True accuracy calculation in positive-unlabeled setting [D]
When only the positive class is available (e.g. when we have a pattern where matches are positive but failure to match does not mean the case is negative ). Such data set is much easier to create (often domain experts can provide rules to what could qualify as positive, but cannot formulate a rule to rule-out the positive class), but the accuracy metrics calculated on the positive-unlabeled data set are inaccurate.
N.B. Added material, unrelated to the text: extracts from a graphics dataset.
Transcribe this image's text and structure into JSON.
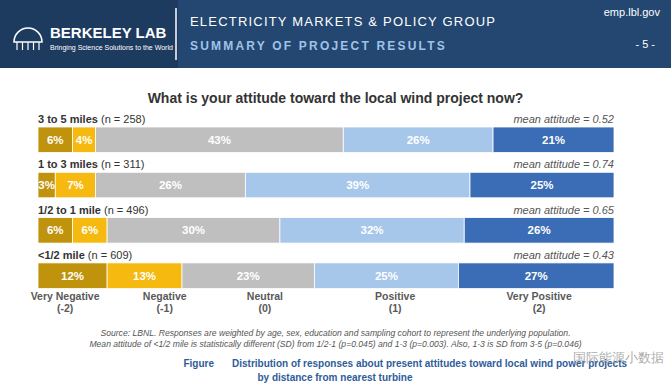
{
  "header": {
    "org": "BERKELEY LAB",
    "tagline": "Bringing Science Solutions to the World",
    "group": "ELECTRICITY MARKETS & POLICY GROUP",
    "subtitle": "SUMMARY OF PROJECT RESULTS",
    "url": "emp.lbl.gov",
    "page": "- 5 -"
  },
  "chart_data": {
    "type": "bar",
    "orientation": "horizontal",
    "stacked": true,
    "data_labels": true,
    "tick_labels": false,
    "title": "What is your attitude toward the local wind project now?",
    "categories": [
      "3 to 5 miles (n = 258)",
      "1 to 3 miles (n = 311)",
      "1/2 to 1 mile (n = 496)",
      "<1/2 mile (n = 609)"
    ],
    "mean_labels": [
      "mean attitude = 0.52",
      "mean attitude = 0.74",
      "mean attitude = 0.65",
      "mean attitude = 0.43"
    ],
    "xlim": [
      0,
      100
    ],
    "series": [
      {
        "name": "Very Negative",
        "code": "(-2)",
        "color": "#c0930c",
        "values": [
          6,
          3,
          6,
          12
        ],
        "value_labels": [
          "6%",
          "3%",
          "6%",
          "12%"
        ]
      },
      {
        "name": "Negative",
        "code": "(-1)",
        "color": "#f5b90f",
        "values": [
          4,
          7,
          6,
          13
        ],
        "value_labels": [
          "4%",
          "7%",
          "6%",
          "13%"
        ]
      },
      {
        "name": "Neutral",
        "code": "(0)",
        "color": "#bfbfbf",
        "values": [
          43,
          26,
          30,
          23
        ],
        "value_labels": [
          "43%",
          "26%",
          "30%",
          "23%"
        ]
      },
      {
        "name": "Positive",
        "code": "(1)",
        "color": "#a6c6ea",
        "values": [
          26,
          39,
          32,
          25
        ],
        "value_labels": [
          "26%",
          "39%",
          "32%",
          "25%"
        ]
      },
      {
        "name": "Very Positive",
        "code": "(2)",
        "color": "#3a6db5",
        "values": [
          21,
          25,
          26,
          27
        ],
        "value_labels": [
          "21%",
          "25%",
          "26%",
          "27%"
        ]
      }
    ],
    "notes": [
      "Source: LBNL. Responses are weighted by age, sex, education and sampling cohort to represent the underlying population.",
      "Mean attitude of <1/2 mile is statistically different (SD) from 1/2-1 (p=0.045) and 1-3 (p=0.003). Also, 1-3 is SD from 3-5 (p=0.046)"
    ],
    "caption_label": "Figure",
    "caption": [
      "Distribution of responses about present attitudes toward local wind power projects",
      "by distance from nearest turbine"
    ],
    "watermark": "国际能源小数据"
  }
}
There are papers showing how to calculate the true accuracy (i.e. the one calculated on a data set containing both negative an positive examples) , but surprisingly they seem to be ignored in more applicative papers – is there a reason? Overall, such method will solve a huge problem especially in the medical domain where the rarity of the positive class requires huge sample size for validation.
The major challenge in these works is estimating the positive class prior, and they propose various algorithms for that (e.g. AlphaMax). Is there any reason not to simply manually review a sample of the positive and unlabeled sets and count the number of positive cases?
- Jain, S., White, M. & Radivojac, P. Recovering True Classifier Performance in Positive-Unlabeled Learning. https://www.ccs.neu.edu/home/radivojac/papers/jain_aaai_2017.pdf
- Jain, S., White, M., Trosset, M. W. & Radivojac, P. Nonparametric semi-supervised learning of class proportions. arXiv:1601.01944 [cs, stat] (2016).